With Dia de los Muertos in a few days, this recipe is in honor of the dead- 'mousse muerto'. It is in place of 'pan muerto', which is typically made (although I recognize that 'dead mousse' doesn't have quite the same ring as 'dead bread'. Thank god 'los muertos' have a sense of humor).

This recipe was inspired by my friend Emma, who I made chocolate mousse with a few days ago in honor of her 25th birthday. She doesn't like things too sweet (which I guess you could say is appropriate for Dia de los Muertos), so instead of sweetness, we made it extra chocolaty. Like Emma, this mousse is incredibly rich, a little spicy, and very, very intense.

In honor of Dia de los Muertos, I added a little cinnamon and a dash of cayenne, a reminder of the importance of a little spice and levity. A layer of dulce de leche on top with a sprinkling of sea salt would be divine. Whipped cream is, of course, delicious on its own, but scraping the inside of a vanilla pod and mixing the seeds into the cream as you're whipping it, makes it especially worthy of the dead. Vanilla is the seedpod of the beautiful vanilla orchid, and is, therefore, a testimony to the fragrant, pungent and richly-woven world out of which this ancient holiday emerged.


For more than three thousand years the indigenous peoples of Mexico and Central America practiced a form of Dia de los Muertos. Originally it was celebrated on the ninth month of the Aztec Solar Calendar, at the beginning of August, and was celebrated for the entire month, during which time, the goddess Mictecacihuatl, known as "Lady of the Dead," who was believed to have died at birth, kept an eye on everyone.

Not even the force of catholicism's blow, or the brutality of Cortez could eradicate the scent of vanilla and cayenne from this tradition. The honoring of the continuum of life and death was too deeply steeped in the blood of the people.- The dead refused to die.

The Spaniards did succeed in moving the holiday so it coincided with All Saints' Day and All Souls' Day (Nov. 1 and 2), which is when it is celebrated today. Their hope, I suspect, was that it would soon be over-shadowed and forgotten, which, gracias a dios, didn't happen.

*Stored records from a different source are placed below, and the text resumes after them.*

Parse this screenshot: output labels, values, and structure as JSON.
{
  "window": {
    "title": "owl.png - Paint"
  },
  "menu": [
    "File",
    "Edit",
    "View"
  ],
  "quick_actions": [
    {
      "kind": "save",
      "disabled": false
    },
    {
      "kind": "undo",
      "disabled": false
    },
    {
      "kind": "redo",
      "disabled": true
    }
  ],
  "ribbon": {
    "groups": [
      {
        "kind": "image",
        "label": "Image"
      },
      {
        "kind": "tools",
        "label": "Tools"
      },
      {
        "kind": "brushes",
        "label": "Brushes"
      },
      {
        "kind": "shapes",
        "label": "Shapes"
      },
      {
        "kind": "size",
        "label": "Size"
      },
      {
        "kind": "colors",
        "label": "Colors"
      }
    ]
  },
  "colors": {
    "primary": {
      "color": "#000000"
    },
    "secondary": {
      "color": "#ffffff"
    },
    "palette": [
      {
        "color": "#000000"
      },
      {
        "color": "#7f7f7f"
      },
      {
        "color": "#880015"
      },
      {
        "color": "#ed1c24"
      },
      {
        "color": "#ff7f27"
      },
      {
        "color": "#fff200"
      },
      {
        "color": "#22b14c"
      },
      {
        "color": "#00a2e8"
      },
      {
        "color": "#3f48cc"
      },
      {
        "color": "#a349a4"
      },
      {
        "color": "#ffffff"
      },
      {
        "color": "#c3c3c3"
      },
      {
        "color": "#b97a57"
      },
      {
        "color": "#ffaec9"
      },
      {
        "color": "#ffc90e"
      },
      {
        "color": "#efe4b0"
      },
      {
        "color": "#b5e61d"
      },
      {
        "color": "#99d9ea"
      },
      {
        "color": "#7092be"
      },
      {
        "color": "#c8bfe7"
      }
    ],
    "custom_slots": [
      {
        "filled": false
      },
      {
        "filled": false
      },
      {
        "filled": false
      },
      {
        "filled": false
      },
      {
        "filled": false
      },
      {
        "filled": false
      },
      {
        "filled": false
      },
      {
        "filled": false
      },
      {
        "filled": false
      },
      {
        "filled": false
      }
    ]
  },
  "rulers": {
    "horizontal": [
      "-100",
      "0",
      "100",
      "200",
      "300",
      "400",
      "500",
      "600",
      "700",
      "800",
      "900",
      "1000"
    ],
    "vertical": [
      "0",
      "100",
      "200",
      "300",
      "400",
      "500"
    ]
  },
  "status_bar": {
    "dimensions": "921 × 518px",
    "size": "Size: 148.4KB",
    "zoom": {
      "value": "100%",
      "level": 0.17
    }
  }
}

My grandma, Dorothy Mumper (or Grand Mumper as she briefly attempted to have us grandkids call her), died a few months ago at the age of 94. While alive, she had a ferocious sweet tooth and a fairly satanic sense of humor, so this recipe is in honor of her. I trust that, dead, she will appreciate it as much as I think she would have alive.















RECIPE:

8 oz. unsweetened South-American chocolate
3/4 cup cream (you could substitute coconut milk)
4 large eggs
1/4 cup sugar
1 tsp. cinnamon
1/4 tsp. cayenne (or more or less)
1/4 tsp. coarse sea salt

1/4 cup cream (for whipping)
1 vanilla bean
agave nectar to taste

Chop the chocolate coarsely and mix it with the cream in a heavy saucepan over low heat. Stir until the chocolate begins to melt. Remove from the heat and stir until completely melted.

Whisk eggs and the sugar in a fairly large bowl and set the bowl over a pot of simmering water and stir, while scraping down the sides of the bowl until it is hot to the touch (keep testing the temperature). Remove the egg mixture from the the heat and beat with a whisk or a mixer until it begins to get light and fluffy (about 5 minutes).

Pour the chocolate mixture into a medium bowl. Add the cayenne and cinnamon and stir well. Stir in the egg mixture, adding a little at a time, until it is thoroughly combined.

Pour the mousse into individual cups and refrigerate for a few hours.

Before serving, sprinkle with sea salt. Whip the cream with the agave and vanilla, adding a spoonful (or two) to the top of each cup. disfruta!